— Нас не поймут, — говорил Теремов своим негромким, вкрадчивым голосом. При этом он смотрел на собеседника непроницаемым, застывшим взглядом. Любое истолкование его слов устраивало Теремова. Он ничего не уточнял, полагая, что и без того все ясно.
Неожиданно Теремов сделал для себя открытие: в атмосфере повсеместной непроясненности, нагромождения самых невероятных слухов судьба дает ему шанс. Возможно, именно сейчас его конфликт с Голутвиным, если так можно выразиться, весьма кстати. И то, что сутью конфликта был Метельников — фигура восходящая, вернее, его юбилей, в некотором смысле даже вдохновляло Теремова. По крайней мере, рассуждал он, все это прольет свет на мои отношения с Голутвиным и если не разрушит, то поставит под сомнение легенду о несамостоятельности Теремова. Пускай те, кто привык считать меня карманным заместителем, прозреют, убедятся: Теремов способен на непослушание, на бунт. Еще и учесть надо: их несогласие выявилось до того, как смерть Дармотова стронула с места лавину и та непредсказуемо пошла вниз, сметая и переворачивая все на своем пути, разрушая старые связи, круша привычные авторитеты. Надо было срочно вырабатывать новую линию поведения. Какую именно, Теремов — да только ли Теремов, никто не знал.
Он стал реже являться к Голутвину с докладом. Ему хотелось, чтобы эта его дерзость не затерялась в общей суете, была замечена. Впрочем, всему желаемому осуществиться трудно. К тому же Голутвин заболел.
Теремов не знал, правильно ли поступает. Он никогда ничего не делал по собственной инициативе, он лишь прилежно следовал воле обстоятельств. Раньше это была воля Голутвина, а теперь, в его недолгое отсутствие, как механизм, запрограммированный действовать, Теремов подчинился звонкам, просьбам тех, кто видел в нем продолжение Голутвина.
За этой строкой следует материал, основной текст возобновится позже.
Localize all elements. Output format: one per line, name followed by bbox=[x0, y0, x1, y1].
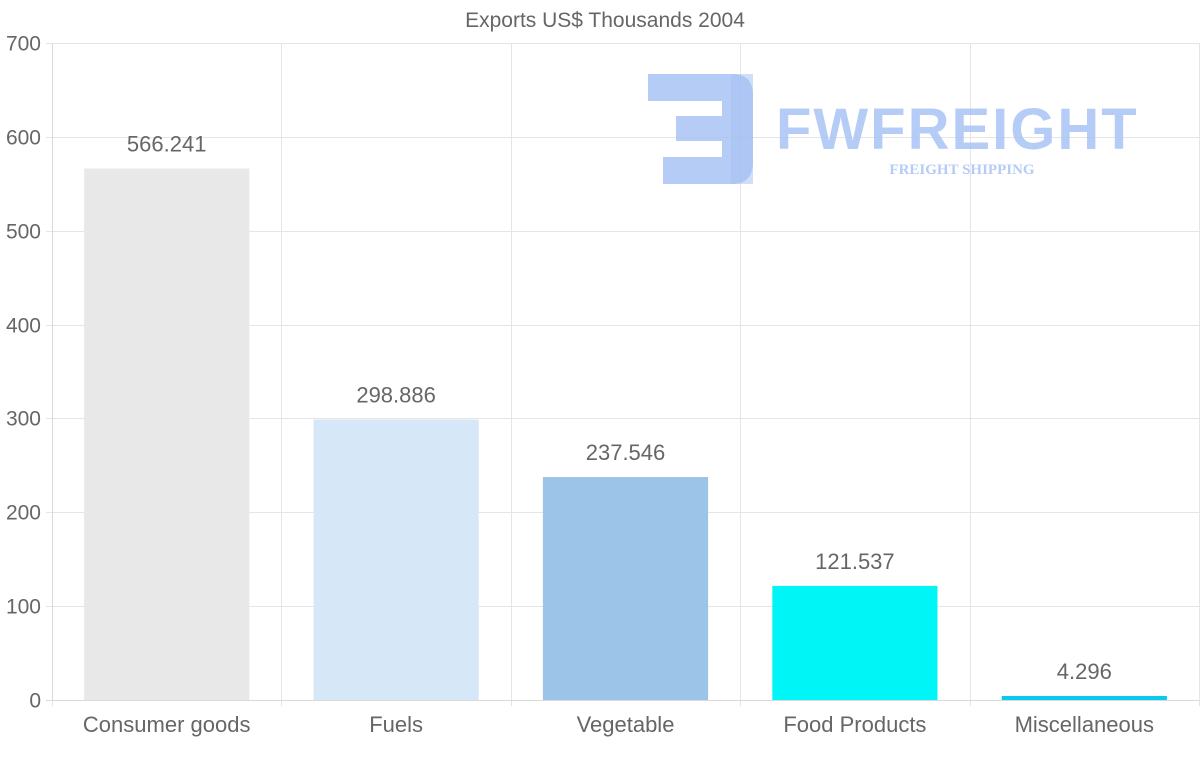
watermark-tagline-text: FREIGHT SHIPPING bbox=[889, 162, 1034, 178]
y-tick-label: 600 bbox=[6, 127, 41, 150]
watermark-brand-text: FWFREIGHT bbox=[776, 97, 1139, 162]
label-layer: 0 100 200 300 400 500 600 700 566.241 Consumer go… bbox=[6, 33, 1154, 738]
bar-food-products bbox=[772, 585, 938, 700]
axis-layer bbox=[46, 43, 1199, 701]
y-tick-label: 500 bbox=[6, 221, 41, 244]
x-category-label: Food Products bbox=[783, 712, 926, 737]
x-category-label: Vegetable bbox=[577, 712, 675, 737]
bar-vegetable bbox=[542, 477, 709, 700]
y-tick-label: 700 bbox=[6, 33, 41, 56]
data-label: 4.296 bbox=[1057, 659, 1112, 684]
y-tick-label: 400 bbox=[6, 315, 41, 338]
bar-layer bbox=[84, 168, 1167, 701]
x-category-label: Consumer goods bbox=[83, 712, 251, 737]
chart-title: Exports US$ Thousands 2004 bbox=[465, 9, 745, 32]
x-category-label: Fuels bbox=[369, 712, 423, 737]
x-category-label: Miscellaneous bbox=[1015, 712, 1154, 737]
data-label: 237.546 bbox=[586, 440, 666, 465]
y-tick-label: 0 bbox=[29, 690, 41, 713]
data-label: 121.537 bbox=[815, 549, 895, 574]
y-tick-label: 300 bbox=[6, 408, 41, 431]
logo-mark-icon bbox=[648, 74, 753, 184]
data-label: 566.241 bbox=[127, 132, 207, 157]
watermark-logo: FWFREIGHT FREIGHT SHIPPING bbox=[648, 74, 1139, 184]
y-tick-label: 100 bbox=[6, 596, 41, 619]
bar-consumer-goods bbox=[84, 168, 250, 701]
bar-fuels bbox=[313, 419, 479, 700]
y-tick-label: 200 bbox=[6, 502, 41, 525]
data-label: 298.886 bbox=[356, 382, 436, 407]
bar-miscellaneous bbox=[1001, 695, 1167, 700]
За эти несколько дней он совершил столько поступков за пределами третьего этажа, где он привычно властвовал, что их хватило бы на четыре служебных жизни, подобные той, которую он прожил.
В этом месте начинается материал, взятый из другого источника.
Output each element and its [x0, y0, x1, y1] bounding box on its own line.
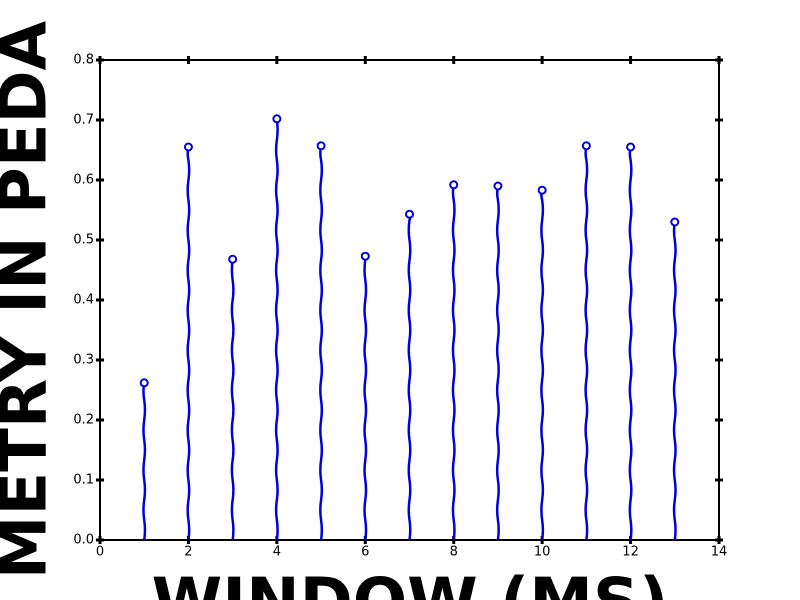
marker	[537, 185, 547, 195]
y-tick-label: 0.7	[73, 113, 94, 128]
y-tick-label: 0.4	[73, 293, 94, 308]
y-tick-label: 0.3	[73, 353, 94, 368]
stem	[584, 145, 589, 541]
marker	[493, 181, 503, 191]
stem	[274, 117, 279, 541]
x-tick-label: 12	[622, 545, 639, 560]
stem	[407, 213, 412, 541]
marker	[183, 142, 193, 152]
marker	[405, 209, 414, 219]
stem	[628, 146, 633, 541]
stem	[540, 189, 545, 541]
stem	[319, 145, 324, 541]
marker	[139, 378, 149, 388]
x-tick-label: 8	[450, 545, 458, 560]
marker	[272, 114, 282, 124]
marker	[360, 251, 370, 261]
y-tick-label: 0.6	[73, 173, 94, 188]
y-tick-label: 0.8	[73, 53, 94, 68]
x-tick-label: 2	[184, 545, 192, 560]
marker	[449, 180, 459, 190]
stem	[230, 257, 235, 541]
y-tick-label: 0.5	[73, 233, 94, 248]
y-axis-label: METRY IN PEDA	[0, 20, 62, 579]
x-tick-label: 14	[711, 545, 728, 560]
marker	[626, 142, 636, 152]
x-tick-label: 10	[534, 545, 551, 560]
stem	[363, 255, 368, 541]
stem	[451, 184, 456, 541]
y-tick-label: 0.2	[73, 413, 94, 428]
x-tick-label: 4	[273, 545, 281, 560]
marker	[670, 217, 680, 227]
stem	[672, 221, 677, 541]
stem	[142, 382, 147, 541]
x-tick-label: 6	[361, 545, 369, 560]
stem	[495, 185, 500, 541]
x-axis-label: WINDOW (MS)	[152, 566, 669, 600]
marker	[581, 141, 591, 151]
y-tick-label: 0.1	[73, 473, 94, 488]
y-tick-label: 0.0	[73, 533, 94, 548]
marker	[228, 254, 238, 264]
marker	[316, 141, 326, 151]
stem	[186, 146, 191, 541]
x-tick-label: 0	[96, 545, 104, 560]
Он выступил по радио, открыл выставку, участвовал в работе смешанной советско-итальянской комиссии, председательствовал на нескольких совещаниях. Причем два последних провел в кабинете Голутвина. В этом увидели плохо скрытый намек: свято место пусто не бывает.
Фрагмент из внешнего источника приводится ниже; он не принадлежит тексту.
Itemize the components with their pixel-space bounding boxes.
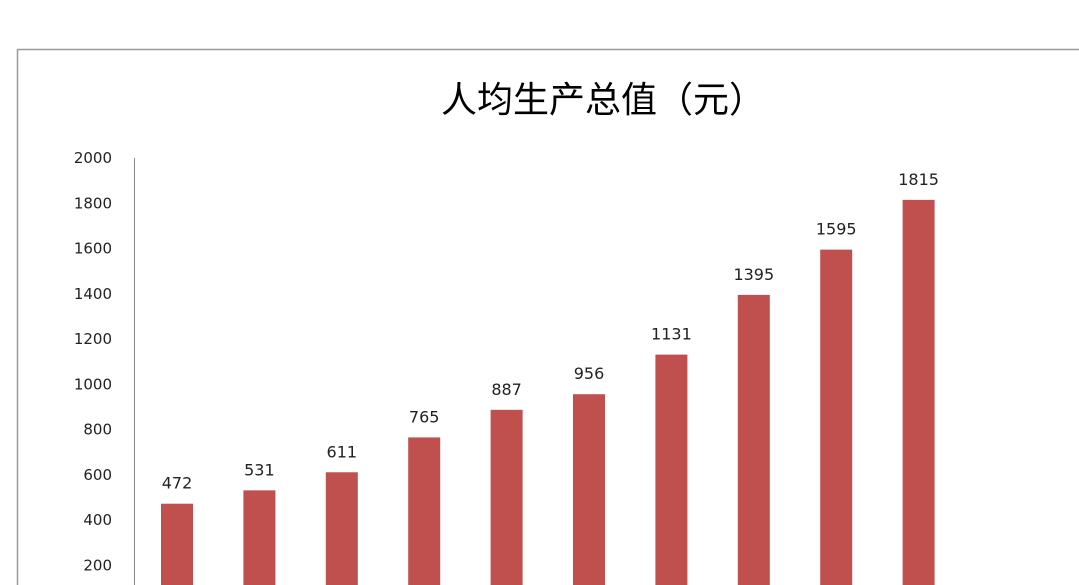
bar <box>408 437 441 585</box>
bar <box>243 490 276 585</box>
y-tick-label: 600 <box>83 466 112 484</box>
data-label: 1595 <box>816 220 857 239</box>
data-label: 531 <box>244 460 275 479</box>
bar <box>161 503 193 585</box>
y-tick-label: 1000 <box>74 375 112 393</box>
data-label: 472 <box>162 474 193 493</box>
chart-title: 人均生产总值（元） <box>441 80 765 121</box>
data-label: 1815 <box>898 170 939 189</box>
y-tick-label: 1400 <box>74 285 112 303</box>
y-tick-label: 200 <box>83 556 112 574</box>
y-tick-label: 1200 <box>74 330 112 348</box>
bar <box>325 472 358 585</box>
bar <box>737 294 770 585</box>
data-label: 1131 <box>651 325 692 344</box>
bar <box>902 199 935 585</box>
bar <box>573 394 605 585</box>
data-label: 887 <box>491 380 522 399</box>
data-label: 956 <box>574 364 605 383</box>
data-label: 611 <box>327 442 358 461</box>
y-tick-label: 400 <box>83 511 112 529</box>
data-label: 765 <box>409 407 440 426</box>
y-tick-label: 2000 <box>74 149 112 167</box>
y-tick-label: 1800 <box>74 194 112 212</box>
data-label: 1395 <box>733 265 774 284</box>
chart-frame <box>16 48 1079 585</box>
bar <box>490 409 523 585</box>
bar <box>655 354 688 585</box>
y-tick-label: 800 <box>83 421 112 439</box>
bar <box>820 249 853 585</box>
y-tick-label: 1600 <box>74 240 112 258</box>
Он тотчас узнал об этих слухах, но не испытал даже грустного удовлетворения, не было в нем и робости перед призрачно существующим, как он теперь понимал, Голутвиным.
Теремов слыл наблюдательным человеком и скоро заметил, что в дни, когда неопределенность стала своего рода величиной постоянной, в главке произошло явственное размежевание, поляризация симпатий.
В отсутствие Голутвина он, Тихий, оказался наиболее авторитетной и реальной фигурой. Он стал подписывать гораздо больше бумаг. Начальники трестов, управлений теперь являлись непременно к нему, требуя его участия в разрешении спорных вопросов. Первый злорадный восторг быстро сошел на нет. Человека, привыкшего быть в тени, действовать со второй, а лучше с третьей позиции, эта стихийная популярность не могла не насторожить. Всякое собственное действие оставляло в душе Теремова след досадливого недоумения. Не просматривались, не угадывались силы, всколыхнувшие эту популярность. Безответные вопросы плюсовались, душа жила ожиданием перемен, рассудок путался в догадках.
Голутвин на работе не появлялся, жаловался на нездоровье, в телефонных разговорах был бесстрастен, немногословен. Событиями, слухами не интересовался — только текущие вопросы. Так ведут себя люди, торопящиеся вернуть долги. Тихий нервничал, якобы отстраненность от Голутвина уже не представлялась ему сколь-нибудь заманчивой. Он устал просчитывать варианты. Жалел, что заблаговременно не позаботился о пенсии.
Он не решился бы назвать свое состояние прозрением. Разве он не понимал, что зависит от Голутвина, движется по жизни вместе с ним, разве не первым бросался исполнить любой голутвинский каприз? В их отношениях не было перекосов, все по справедливости: Тихий был верен и терпелив, он понимал, что верность его оплачена сравнительным достатком, и положением.
Что толку рассуждать о зависимости, тяготиться ею, если сам ты исключить эту зависимость не можешь? Единственно разумная линия поведения — не думать о своей зависимости, не изнурять собственное самолюбие. Пока есть заслон, ветра не чувствуешь. Но именно теперь его незащищенность, подвластность обстоятельствам проявились до такой степени откровенно, что в пору было позвать на помощь или впасть в панику.